『涙の女王』は全てがレジェンド級の面白さ キム・スヒョンの完璧な王子様ぶりにハマる

『涙の女王』は全てがレジェンド級の面白さ

 本作の演出の妙として、物語の序盤から童話を効果的に演出に取り入れているのも興味深い。第3話のエピローグでは、ヒョヌとヘインが新婚旅行でドイツの宮殿を訪れた際の回想が流れ、2人はオスカー・ワイルドの『幸福な王子』について話し合う。そのときの宮殿が、第6話でヘインを追いかけてドイツに現れたヒョヌが、ヘインを見つけて抱きしめ、キスをする感動的な演出に繋がるのだ。

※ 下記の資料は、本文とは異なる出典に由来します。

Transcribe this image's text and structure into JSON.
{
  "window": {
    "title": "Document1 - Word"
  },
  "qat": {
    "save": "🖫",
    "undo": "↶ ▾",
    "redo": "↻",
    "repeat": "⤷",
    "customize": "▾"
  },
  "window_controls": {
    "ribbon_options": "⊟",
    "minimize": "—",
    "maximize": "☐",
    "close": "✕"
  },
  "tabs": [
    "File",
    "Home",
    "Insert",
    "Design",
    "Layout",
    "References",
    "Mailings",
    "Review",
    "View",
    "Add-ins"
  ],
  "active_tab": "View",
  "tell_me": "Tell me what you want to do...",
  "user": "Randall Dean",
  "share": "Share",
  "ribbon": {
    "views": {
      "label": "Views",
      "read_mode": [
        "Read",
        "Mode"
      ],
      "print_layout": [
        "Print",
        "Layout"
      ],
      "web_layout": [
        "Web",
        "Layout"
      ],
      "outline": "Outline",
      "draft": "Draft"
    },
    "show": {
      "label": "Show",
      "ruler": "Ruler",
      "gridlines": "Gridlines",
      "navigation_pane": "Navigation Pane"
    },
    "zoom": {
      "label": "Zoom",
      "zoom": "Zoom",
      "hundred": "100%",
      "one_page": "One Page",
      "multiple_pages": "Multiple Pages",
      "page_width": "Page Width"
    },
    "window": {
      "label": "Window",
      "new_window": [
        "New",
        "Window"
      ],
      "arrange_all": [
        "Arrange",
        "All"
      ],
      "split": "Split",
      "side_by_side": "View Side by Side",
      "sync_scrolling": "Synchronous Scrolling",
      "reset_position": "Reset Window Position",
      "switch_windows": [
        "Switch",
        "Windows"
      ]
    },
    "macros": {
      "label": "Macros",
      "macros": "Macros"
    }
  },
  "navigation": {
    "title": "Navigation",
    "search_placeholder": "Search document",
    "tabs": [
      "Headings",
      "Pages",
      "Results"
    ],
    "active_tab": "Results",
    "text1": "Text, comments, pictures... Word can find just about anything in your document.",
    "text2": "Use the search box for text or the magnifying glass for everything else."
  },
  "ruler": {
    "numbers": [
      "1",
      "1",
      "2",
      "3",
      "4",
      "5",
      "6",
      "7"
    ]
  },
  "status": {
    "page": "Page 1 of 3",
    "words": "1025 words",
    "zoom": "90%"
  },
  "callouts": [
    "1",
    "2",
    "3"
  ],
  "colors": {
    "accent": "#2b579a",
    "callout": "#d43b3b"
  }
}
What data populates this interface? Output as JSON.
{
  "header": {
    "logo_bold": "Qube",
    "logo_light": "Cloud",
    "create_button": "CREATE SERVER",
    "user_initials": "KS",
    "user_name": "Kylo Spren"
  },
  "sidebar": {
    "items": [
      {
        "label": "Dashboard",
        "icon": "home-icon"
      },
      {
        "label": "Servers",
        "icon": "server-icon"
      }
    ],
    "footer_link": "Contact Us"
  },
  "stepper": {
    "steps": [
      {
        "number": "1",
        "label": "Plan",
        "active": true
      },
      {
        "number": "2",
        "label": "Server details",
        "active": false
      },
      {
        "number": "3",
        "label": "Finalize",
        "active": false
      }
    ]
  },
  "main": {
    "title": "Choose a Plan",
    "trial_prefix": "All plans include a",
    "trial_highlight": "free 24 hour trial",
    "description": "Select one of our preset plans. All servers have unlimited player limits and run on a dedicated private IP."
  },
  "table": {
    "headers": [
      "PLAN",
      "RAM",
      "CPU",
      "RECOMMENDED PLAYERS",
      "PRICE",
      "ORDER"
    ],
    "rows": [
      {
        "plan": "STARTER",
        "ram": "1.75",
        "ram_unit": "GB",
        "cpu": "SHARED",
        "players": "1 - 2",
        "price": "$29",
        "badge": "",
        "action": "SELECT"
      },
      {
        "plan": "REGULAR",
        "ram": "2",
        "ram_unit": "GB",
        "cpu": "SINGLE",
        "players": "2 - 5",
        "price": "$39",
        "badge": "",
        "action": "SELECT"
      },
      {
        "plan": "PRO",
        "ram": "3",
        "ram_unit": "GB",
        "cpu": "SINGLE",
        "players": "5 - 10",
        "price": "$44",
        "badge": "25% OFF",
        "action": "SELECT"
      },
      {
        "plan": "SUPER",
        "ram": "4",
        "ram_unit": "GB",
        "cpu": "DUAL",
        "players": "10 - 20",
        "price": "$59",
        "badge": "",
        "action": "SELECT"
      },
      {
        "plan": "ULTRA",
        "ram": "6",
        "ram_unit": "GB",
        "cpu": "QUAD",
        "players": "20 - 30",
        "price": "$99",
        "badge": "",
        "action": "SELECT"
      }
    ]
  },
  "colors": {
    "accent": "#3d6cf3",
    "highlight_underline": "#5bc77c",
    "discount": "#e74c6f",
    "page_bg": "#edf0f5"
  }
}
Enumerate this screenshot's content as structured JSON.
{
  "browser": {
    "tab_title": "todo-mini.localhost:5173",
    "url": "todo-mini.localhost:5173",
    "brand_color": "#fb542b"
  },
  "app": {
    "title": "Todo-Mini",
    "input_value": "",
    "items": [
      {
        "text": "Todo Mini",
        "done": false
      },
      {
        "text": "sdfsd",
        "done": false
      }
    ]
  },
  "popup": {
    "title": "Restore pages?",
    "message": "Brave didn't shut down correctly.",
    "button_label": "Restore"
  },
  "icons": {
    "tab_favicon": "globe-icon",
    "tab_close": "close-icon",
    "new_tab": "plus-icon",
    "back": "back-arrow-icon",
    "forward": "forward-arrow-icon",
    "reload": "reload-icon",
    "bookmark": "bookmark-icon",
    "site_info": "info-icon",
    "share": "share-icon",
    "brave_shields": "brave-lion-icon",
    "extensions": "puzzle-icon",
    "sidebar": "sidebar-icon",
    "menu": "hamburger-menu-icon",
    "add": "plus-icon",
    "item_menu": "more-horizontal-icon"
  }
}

 第10話では、酔ったヒョヌが、「好き、嫌い、好き……」と葉っぱをちぎって占う「葉っぱ占い」をしながら部屋に帰っていく。グリム童話の『ヘンゼルとグレーテル』の道しるべの石のように、道路に点々と落ちている葉を辿り、母ボンエはヘインの病気を知ることになる。そのことをきっかけに、ヒョヌは心につっかえていた「ヘインの死を喜んでしまった」という重い枷を涙とともに解放させる。それまで自責の念でいっぱいであっただろうヒョヌを、ボンエが叱りつけたことにより、ヒョヌは救われたに違いない。さらにこの葉っぱ占いでヘインへの愛を告白するヒョヌは、酔っぱらっていて大変かわいらしい。

 全編を通して、ハンス・クリスチャン・アンデルセンの『雪の女王』が、ヒョヌとヘインを表しているように思える。『雪の女王』は、仲のいいカイとゲルダという少年と少女の物語で、心優しいカイは、鏡の破片が眼と心臓に刺さったことで冷たい性格になってしまい、雪の女王に連れ去られてしまう。そんな冷たいカイの心を溶かしたのは、ゲルダの涙だ。ヒョヌとヘインの部屋にはそれぞれ少年と少女の絵が飾ってある。ヘインの部屋の少女は雪の中にいるように見えるのだ。そして、ヘインの調子がおかしくなるときも雪の描写がなされる。

 ヘインに対し冷たい態度を取っていたヒョヌが、元の優しく愛情深いヒョヌへと戻り、ヘインへの愛を再燃させていく。細かいディテールにまでこだわる演出が、観るものの想像力を掻き立てるのだ。『涙の女王』は、ヒョヌとヘインの内面世界を深く反映した視覚的で象徴的な演出も、私たちの心を掴んで離さない人気の理由のひとつなのではないだろうか。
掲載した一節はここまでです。